After you download the template you can increase the size of the template if you'd like so that you can make a bigger version. I tape the templates to poster board then cut with a hobby knife. I fold the poster board then use scotch tape to hold them together.
The templates are not 100% perfect. So if you build this model, you might have to squish the columns a little or move the pieces a little to get it to look just right.
These are my favorite illusions. From one angle everything looks perfectly normally until you see the balls rolling uphill. When you change the angle of the camera you see that the ramps are not as they appeared. They are actually slanting downhill instead of uphill. It's all about the perspective of course.
All of the work for the illusion is performed in a 3D program. The process to create these illusions is long and difficult. I basically create the design the way it should appear and then create a duplicate of the design that will be the actual physical copy. I manipulate the duplicate in the 3D program so that the ramps ultimately slant down but still match the original layer of the ramps that are aiming up.

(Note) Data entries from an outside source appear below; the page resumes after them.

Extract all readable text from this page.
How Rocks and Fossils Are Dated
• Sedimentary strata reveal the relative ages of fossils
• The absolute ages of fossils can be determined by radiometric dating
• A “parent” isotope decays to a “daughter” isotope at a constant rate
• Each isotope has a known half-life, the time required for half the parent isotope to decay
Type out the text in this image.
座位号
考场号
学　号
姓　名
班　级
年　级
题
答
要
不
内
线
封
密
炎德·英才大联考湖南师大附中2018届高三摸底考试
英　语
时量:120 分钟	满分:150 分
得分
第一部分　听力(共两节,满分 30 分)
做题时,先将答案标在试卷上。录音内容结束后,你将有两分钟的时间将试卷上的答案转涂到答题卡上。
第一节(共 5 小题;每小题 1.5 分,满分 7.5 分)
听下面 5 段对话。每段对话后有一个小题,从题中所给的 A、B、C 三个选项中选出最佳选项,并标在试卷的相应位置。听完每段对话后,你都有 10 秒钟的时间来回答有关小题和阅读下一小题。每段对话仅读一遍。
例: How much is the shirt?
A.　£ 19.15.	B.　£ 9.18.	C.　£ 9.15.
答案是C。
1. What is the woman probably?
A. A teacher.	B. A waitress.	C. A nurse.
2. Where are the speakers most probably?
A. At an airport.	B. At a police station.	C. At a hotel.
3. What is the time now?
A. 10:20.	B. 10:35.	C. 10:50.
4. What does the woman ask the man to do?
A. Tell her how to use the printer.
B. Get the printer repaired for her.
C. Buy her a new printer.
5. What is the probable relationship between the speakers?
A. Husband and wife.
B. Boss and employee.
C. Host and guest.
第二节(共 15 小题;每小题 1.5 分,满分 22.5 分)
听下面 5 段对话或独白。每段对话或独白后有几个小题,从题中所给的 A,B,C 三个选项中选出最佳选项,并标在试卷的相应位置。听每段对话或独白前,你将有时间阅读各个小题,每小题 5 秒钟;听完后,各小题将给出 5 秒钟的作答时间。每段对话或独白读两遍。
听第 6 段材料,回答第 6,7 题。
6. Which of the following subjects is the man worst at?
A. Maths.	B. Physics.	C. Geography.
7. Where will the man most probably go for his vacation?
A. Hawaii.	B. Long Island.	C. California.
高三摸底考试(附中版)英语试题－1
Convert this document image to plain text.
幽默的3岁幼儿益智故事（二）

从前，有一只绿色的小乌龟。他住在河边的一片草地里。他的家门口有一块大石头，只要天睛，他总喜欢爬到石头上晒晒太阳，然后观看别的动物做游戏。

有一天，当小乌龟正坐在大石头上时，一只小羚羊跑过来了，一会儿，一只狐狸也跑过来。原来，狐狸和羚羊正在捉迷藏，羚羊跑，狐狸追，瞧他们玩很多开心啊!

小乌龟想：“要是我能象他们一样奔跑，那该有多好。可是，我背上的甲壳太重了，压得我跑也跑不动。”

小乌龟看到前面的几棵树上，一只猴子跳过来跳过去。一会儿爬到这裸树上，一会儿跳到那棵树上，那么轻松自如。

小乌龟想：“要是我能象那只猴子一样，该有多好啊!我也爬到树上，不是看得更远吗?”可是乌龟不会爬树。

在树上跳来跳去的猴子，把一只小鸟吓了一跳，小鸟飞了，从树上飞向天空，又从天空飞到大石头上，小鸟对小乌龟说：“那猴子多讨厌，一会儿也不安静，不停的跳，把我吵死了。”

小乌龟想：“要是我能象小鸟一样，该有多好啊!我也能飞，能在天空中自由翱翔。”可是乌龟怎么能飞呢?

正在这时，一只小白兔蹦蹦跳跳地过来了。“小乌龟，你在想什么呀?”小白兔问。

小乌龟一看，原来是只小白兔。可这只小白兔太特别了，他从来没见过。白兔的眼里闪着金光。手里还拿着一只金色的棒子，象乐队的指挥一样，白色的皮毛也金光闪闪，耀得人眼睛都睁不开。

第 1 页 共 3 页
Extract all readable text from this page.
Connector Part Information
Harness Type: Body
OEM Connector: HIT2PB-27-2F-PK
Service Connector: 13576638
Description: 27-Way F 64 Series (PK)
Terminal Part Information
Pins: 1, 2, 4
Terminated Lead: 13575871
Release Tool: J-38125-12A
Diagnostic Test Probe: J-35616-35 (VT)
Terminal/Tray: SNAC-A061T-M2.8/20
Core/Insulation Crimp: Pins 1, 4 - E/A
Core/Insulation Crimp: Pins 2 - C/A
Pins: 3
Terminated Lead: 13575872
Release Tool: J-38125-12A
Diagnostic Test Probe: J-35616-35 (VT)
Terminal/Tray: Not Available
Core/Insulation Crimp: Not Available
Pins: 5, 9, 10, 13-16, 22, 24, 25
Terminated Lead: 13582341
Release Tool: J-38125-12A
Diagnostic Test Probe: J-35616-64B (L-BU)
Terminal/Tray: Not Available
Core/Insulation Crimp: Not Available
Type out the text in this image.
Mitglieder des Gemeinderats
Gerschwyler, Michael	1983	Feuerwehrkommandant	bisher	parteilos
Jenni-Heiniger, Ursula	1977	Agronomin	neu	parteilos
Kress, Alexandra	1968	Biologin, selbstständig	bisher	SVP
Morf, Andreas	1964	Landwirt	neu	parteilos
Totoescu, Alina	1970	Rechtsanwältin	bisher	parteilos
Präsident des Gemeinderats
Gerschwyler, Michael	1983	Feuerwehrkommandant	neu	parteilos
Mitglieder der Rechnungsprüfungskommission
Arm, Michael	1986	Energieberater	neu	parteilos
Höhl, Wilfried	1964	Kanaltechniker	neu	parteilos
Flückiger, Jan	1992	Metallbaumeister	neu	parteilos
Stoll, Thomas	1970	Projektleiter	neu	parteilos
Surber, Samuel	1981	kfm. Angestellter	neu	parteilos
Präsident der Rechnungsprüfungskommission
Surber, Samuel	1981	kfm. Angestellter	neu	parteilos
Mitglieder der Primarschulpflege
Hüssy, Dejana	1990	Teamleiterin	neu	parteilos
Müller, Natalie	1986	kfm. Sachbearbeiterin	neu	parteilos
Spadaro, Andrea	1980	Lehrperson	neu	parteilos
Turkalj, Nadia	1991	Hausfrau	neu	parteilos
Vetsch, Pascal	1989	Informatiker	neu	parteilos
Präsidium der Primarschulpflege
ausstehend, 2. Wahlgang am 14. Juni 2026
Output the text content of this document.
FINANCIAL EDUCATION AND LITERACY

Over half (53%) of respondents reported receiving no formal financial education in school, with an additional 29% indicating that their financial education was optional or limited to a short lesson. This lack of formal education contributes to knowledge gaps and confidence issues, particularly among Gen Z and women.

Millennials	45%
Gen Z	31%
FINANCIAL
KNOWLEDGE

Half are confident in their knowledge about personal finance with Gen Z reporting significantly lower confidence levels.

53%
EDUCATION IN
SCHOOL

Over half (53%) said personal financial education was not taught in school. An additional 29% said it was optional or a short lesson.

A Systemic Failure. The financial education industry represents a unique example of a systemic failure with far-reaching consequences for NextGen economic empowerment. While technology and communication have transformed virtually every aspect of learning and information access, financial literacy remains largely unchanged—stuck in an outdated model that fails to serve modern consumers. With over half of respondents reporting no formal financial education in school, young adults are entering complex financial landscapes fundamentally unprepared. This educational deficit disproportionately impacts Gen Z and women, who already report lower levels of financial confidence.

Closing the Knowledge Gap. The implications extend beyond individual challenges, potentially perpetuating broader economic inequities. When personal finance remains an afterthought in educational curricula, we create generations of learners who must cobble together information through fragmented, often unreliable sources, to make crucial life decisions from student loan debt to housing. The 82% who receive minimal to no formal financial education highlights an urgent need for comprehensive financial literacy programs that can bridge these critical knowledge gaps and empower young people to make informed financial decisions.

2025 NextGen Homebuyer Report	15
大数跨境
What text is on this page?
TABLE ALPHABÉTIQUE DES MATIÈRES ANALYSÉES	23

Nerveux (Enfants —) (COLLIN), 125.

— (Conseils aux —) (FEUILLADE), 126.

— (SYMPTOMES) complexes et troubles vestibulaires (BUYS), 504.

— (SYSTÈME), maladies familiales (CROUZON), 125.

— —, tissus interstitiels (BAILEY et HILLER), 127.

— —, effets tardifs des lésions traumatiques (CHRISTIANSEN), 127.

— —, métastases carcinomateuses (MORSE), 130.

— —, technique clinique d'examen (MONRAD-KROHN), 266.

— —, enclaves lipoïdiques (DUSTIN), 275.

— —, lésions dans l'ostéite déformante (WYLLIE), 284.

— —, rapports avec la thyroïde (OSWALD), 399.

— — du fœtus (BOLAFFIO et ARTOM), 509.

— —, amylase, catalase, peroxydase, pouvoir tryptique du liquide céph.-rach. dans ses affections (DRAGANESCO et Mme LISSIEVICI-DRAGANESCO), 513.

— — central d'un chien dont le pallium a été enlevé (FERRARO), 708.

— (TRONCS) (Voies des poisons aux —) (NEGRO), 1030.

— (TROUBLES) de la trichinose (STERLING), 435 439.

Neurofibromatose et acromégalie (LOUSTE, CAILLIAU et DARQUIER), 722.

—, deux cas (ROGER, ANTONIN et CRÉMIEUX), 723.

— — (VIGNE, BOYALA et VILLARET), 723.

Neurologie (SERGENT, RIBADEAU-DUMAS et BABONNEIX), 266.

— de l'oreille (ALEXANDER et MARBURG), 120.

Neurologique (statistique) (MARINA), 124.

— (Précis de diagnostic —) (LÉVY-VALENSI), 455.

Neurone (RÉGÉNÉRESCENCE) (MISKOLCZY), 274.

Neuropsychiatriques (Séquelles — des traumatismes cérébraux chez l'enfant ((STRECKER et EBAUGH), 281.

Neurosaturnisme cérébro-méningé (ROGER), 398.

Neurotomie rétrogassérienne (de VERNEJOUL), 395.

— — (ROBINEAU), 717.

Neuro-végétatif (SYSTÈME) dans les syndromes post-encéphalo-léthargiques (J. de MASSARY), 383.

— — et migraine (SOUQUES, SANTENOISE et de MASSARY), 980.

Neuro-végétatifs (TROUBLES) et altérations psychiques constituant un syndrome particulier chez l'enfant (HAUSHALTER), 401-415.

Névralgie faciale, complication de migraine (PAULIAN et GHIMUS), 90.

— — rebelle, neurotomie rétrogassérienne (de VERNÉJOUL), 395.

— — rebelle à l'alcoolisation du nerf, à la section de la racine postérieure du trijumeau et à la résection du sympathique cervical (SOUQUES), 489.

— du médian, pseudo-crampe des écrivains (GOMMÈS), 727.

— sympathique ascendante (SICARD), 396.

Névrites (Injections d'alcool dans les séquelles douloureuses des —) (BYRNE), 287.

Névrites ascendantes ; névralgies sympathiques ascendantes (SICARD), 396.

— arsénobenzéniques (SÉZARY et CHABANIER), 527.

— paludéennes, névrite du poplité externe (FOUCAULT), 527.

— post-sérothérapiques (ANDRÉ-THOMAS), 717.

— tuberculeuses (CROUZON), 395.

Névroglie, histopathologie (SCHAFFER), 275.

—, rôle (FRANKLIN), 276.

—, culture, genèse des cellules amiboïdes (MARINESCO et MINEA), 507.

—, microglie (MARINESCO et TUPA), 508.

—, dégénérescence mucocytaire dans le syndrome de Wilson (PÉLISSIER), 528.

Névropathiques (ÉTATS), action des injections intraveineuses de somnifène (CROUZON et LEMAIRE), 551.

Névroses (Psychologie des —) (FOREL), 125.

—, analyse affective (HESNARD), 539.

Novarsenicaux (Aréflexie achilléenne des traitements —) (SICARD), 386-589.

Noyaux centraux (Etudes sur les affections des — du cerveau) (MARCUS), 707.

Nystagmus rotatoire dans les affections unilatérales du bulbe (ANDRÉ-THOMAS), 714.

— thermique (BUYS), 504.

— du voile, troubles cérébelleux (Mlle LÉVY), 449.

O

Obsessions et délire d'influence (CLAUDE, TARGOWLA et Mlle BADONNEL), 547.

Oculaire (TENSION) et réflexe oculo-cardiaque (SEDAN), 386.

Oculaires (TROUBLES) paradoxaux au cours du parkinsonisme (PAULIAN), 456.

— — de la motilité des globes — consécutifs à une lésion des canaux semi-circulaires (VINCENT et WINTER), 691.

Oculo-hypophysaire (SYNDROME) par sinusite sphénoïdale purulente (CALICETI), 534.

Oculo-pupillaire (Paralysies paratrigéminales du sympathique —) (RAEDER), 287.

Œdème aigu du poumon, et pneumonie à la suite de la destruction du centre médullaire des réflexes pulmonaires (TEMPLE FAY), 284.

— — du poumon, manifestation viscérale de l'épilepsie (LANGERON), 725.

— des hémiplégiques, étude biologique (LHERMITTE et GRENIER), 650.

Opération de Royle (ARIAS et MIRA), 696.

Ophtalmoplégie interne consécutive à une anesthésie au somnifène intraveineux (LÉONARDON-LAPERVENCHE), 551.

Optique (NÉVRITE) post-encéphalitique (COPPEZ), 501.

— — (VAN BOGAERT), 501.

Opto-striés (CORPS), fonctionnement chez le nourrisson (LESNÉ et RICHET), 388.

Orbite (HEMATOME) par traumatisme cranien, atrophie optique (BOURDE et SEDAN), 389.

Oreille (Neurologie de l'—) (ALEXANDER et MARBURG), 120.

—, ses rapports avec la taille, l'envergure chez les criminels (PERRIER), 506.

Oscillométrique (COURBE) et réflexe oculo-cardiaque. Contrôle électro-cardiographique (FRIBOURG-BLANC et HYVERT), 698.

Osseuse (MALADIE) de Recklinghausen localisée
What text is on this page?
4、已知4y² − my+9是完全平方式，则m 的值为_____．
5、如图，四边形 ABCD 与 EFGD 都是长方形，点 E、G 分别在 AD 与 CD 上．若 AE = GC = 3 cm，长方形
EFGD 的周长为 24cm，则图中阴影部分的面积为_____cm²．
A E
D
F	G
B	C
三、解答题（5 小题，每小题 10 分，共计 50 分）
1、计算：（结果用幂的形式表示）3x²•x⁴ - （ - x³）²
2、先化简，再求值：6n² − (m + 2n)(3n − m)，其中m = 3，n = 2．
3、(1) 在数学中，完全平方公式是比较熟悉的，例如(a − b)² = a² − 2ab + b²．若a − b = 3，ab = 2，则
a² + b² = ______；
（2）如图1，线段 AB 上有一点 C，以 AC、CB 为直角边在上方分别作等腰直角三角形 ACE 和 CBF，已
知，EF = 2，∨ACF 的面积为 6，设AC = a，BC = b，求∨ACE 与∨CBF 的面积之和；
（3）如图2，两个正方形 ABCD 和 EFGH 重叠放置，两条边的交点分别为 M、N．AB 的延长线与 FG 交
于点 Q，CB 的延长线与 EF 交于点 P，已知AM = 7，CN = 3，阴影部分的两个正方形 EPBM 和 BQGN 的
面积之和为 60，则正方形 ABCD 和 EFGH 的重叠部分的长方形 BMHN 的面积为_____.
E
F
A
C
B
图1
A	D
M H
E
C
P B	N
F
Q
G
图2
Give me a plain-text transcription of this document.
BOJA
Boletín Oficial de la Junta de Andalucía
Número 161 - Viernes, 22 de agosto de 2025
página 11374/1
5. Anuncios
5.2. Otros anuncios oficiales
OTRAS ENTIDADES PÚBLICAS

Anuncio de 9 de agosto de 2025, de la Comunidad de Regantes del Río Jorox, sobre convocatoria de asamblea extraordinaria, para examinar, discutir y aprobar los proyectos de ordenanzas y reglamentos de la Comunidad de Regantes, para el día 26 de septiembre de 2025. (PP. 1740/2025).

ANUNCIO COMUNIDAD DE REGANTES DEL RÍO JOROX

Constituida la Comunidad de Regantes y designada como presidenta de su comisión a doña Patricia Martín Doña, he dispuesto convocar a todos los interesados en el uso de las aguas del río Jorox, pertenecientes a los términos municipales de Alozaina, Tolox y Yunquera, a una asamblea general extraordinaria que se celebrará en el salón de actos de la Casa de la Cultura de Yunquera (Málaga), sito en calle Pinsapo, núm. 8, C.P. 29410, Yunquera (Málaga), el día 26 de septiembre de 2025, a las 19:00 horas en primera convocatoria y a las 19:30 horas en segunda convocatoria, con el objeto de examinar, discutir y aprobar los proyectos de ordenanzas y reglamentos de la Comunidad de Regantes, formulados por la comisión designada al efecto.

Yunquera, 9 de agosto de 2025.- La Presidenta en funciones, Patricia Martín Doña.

Once I've created the ramps that slant down, I flatten the shapes, print them out, cut, fold and tape. The camera must be set up in the same position that the camera in the 3D program was set to. The objects that you can create with this technique are unlimited.
What happens in our brain when we view an optical illusion?
The information gathered by the eye is processed in the brain to create an idea or image that does not match with a physical measurement of the stimulus source.